A computational study on ruthenium-catalyzed [4 + 1] annulation via C–H activation: the origin of selectivity and the role of the internal oxidizing group

Abstract

We report a density functional theory study on ruthenium-catalyzed [4 + 1] annulation of benzamides with propargyl alcohols via C–H activation. The plausible catalytic cycles involve N–H deprotonation, C–H activation, alkyne insertion, β-H elimination, enol–keto tautomerism, oxidative addition, C–N reductive elimination, protonation, and catalyst recovery.
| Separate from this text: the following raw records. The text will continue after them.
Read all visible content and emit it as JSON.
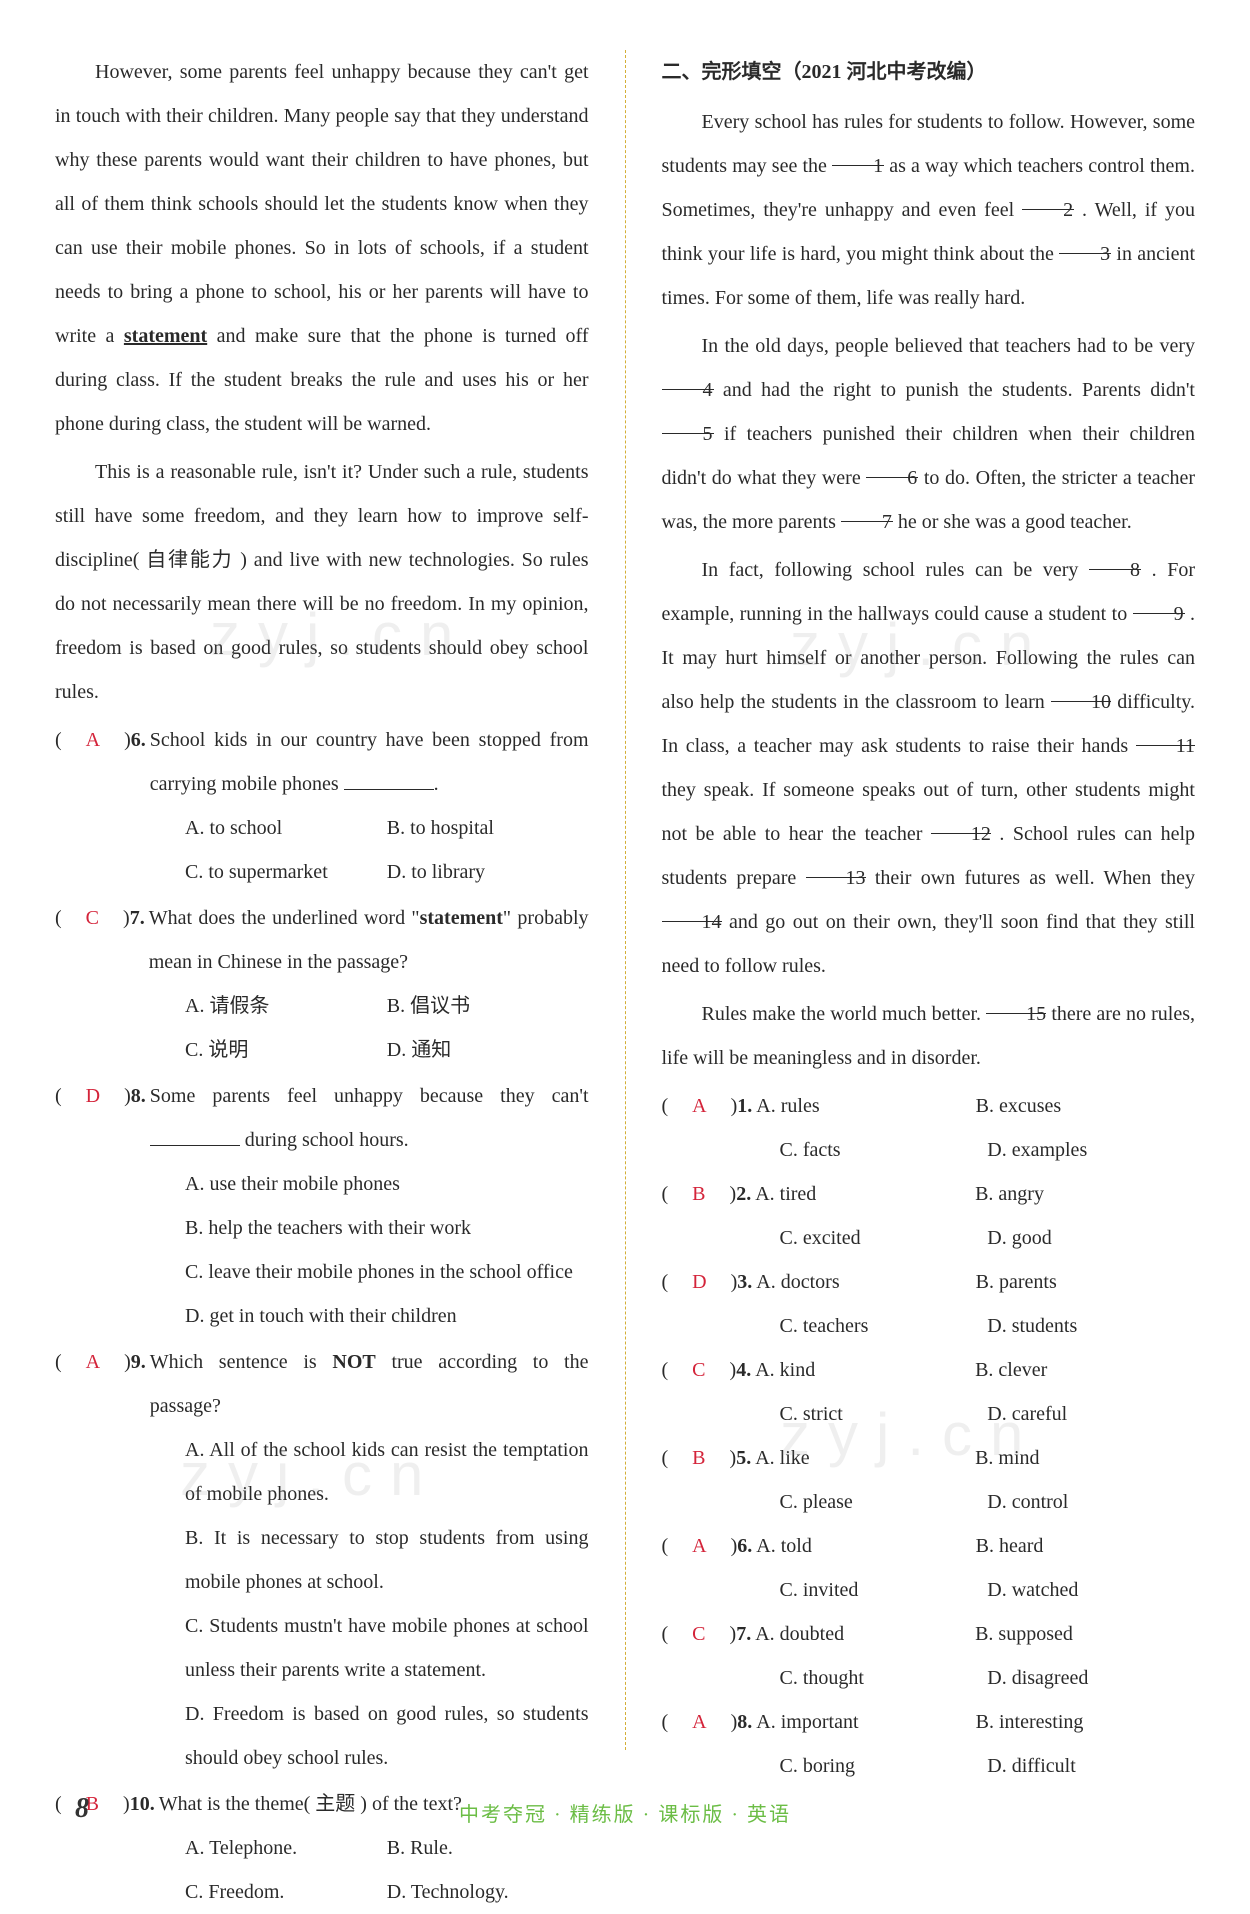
{
  "left": {
    "para1": "However, some parents feel unhappy because they can't get in touch with their children. Many people say that they understand why these parents would want their children to have phones, but all of them think schools should let the students know when they can use their mobile phones. So in lots of schools, if a student needs to bring a phone to school, his or her parents will have to write a ",
    "para1_underlined": "statement",
    "para1_after": " and make sure that the phone is turned off during class. If the student breaks the rule and uses his or her phone during class, the student will be warned.",
    "para2": "This is a reasonable rule, isn't it? Under such a rule, students still have some freedom, and they learn how to improve self-discipline( 自律能力 ) and live with new technologies. So rules do not necessarily mean there will be no freedom. In my opinion, freedom is based on good rules, so students should obey school rules.",
    "q6": {
      "ans": "A",
      "num": "6.",
      "text": "School kids in our country have been stopped from carrying mobile phones ",
      "A": "A. to school",
      "B": "B. to hospital",
      "C": "C. to supermarket",
      "D": "D. to library"
    },
    "q7": {
      "ans": "C",
      "num": "7.",
      "text_before": "What does the underlined word \"",
      "text_u": "statement",
      "text_after": "\" probably mean in Chinese in the passage?",
      "A": "A. 请假条",
      "B": "B. 倡议书",
      "C": "C. 说明",
      "D": "D. 通知"
    },
    "q8": {
      "ans": "D",
      "num": "8.",
      "text": "Some parents feel unhappy because they can't ",
      "text2": " during school hours.",
      "A": "A. use their mobile phones",
      "B": "B. help the teachers with their work",
      "C": "C. leave their mobile phones in the school office",
      "D": "D. get in touch with their children"
    },
    "q9": {
      "ans": "A",
      "num": "9.",
      "text_before": "Which sentence is ",
      "text_bold": "NOT",
      "text_after": " true according to the passage?",
      "A": "A. All of the school kids can resist the temptation of mobile phones.",
      "B": "B. It is necessary to stop students from using mobile phones at school.",
      "C": "C. Students mustn't have mobile phones at school unless their parents write a statement.",
      "D": "D. Freedom is based on good rules, so students should obey school rules."
    },
    "q10": {
      "ans": "B",
      "num": "10.",
      "text": "What is the theme( 主题 ) of the text?",
      "A": "A. Telephone.",
      "B": "B. Rule.",
      "C": "C. Freedom.",
      "D": "D. Technology."
    }
  },
  "right": {
    "title": "二、完形填空（2021 河北中考改编）",
    "p1_a": "Every school has rules for students to follow. However, some students may see the ",
    "p1_b": " as a way which teachers control them. Sometimes, they're unhappy and even feel ",
    "p1_c": " . Well, if you think your life is hard, you might think about the ",
    "p1_d": " in ancient times. For some of them, life was really hard.",
    "p2_a": "In the old days, people believed that teachers had to be very ",
    "p2_b": " and had the right to punish the students. Parents didn't ",
    "p2_c": " if teachers punished their children when their children didn't do what they were ",
    "p2_d": " to do. Often, the stricter a teacher was, the more parents ",
    "p2_e": " he or she was a good teacher.",
    "p3_a": "In fact, following school rules can be very ",
    "p3_b": " . For example, running in the hallways could cause a student to ",
    "p3_c": " . It may hurt himself or another person. Following the rules can also help the students in the classroom to learn ",
    "p3_d": " difficulty. In class, a teacher may ask students to raise their hands ",
    "p3_e": " they speak. If someone speaks out of turn, other students might not be able to hear the teacher ",
    "p3_f": " . School rules can help students prepare ",
    "p3_g": " their own futures as well. When they ",
    "p3_h": " and go out on their own, they'll soon find that they still need to follow rules.",
    "p4_a": "Rules make the world much better. ",
    "p4_b": " there are no rules, life will be meaningless and in disorder.",
    "blanks": {
      "1": "1",
      "2": "2",
      "3": "3",
      "4": "4",
      "5": "5",
      "6": "6",
      "7": "7",
      "8": "8",
      "9": "9",
      "10": "10",
      "11": "11",
      "12": "12",
      "13": "13",
      "14": "14",
      "15": "15"
    },
    "cloze": [
      {
        "ans": "A",
        "num": "1.",
        "A": "A. rules",
        "B": "B. excuses",
        "C": "C. facts",
        "D": "D. examples"
      },
      {
        "ans": "B",
        "num": "2.",
        "A": "A. tired",
        "B": "B. angry",
        "C": "C. excited",
        "D": "D. good"
      },
      {
        "ans": "D",
        "num": "3.",
        "A": "A. doctors",
        "B": "B. parents",
        "C": "C. teachers",
        "D": "D. students"
      },
      {
        "ans": "C",
        "num": "4.",
        "A": "A. kind",
        "B": "B. clever",
        "C": "C. strict",
        "D": "D. careful"
      },
      {
        "ans": "B",
        "num": "5.",
        "A": "A. like",
        "B": "B. mind",
        "C": "C. please",
        "D": "D. control"
      },
      {
        "ans": "A",
        "num": "6.",
        "A": "A. told",
        "B": "B. heard",
        "C": "C. invited",
        "D": "D. watched"
      },
      {
        "ans": "C",
        "num": "7.",
        "A": "A. doubted",
        "B": "B. supposed",
        "C": "C. thought",
        "D": "D. disagreed"
      },
      {
        "ans": "A",
        "num": "8.",
        "A": "A. important",
        "B": "B. interesting",
        "C": "C. boring",
        "D": "D. difficult"
      }
    ]
  },
  "footer": "中考夺冠 · 精练版 · 课标版 · 英语",
  "page_number": "8",
  "watermark": "zyj.cn"
}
Importantly, the preference of the [4 + 1] annulation over the [4 + 2] annulation is discussed in detail. Alkynes bearing a β-H group and a hydroxyl group are necessary for β-H elimination and enol–keto tautomerism, which lead to the formation of a [4 + 1] product. In contrast, alkynes without a β-H group or a hydroxyl group could only lead to [4 + 2] annulation. Additionally, this article addresses the key role of the internal oxidizing group, which is responsible for converting Ru^II into Ru^IV and thus favoring the following C–N reductive elimination. Hence, the studied mechanism of [4 + 1] annulation is a novel Ru^II/IV/II pathway rather than a Ru^II/0/II pathway.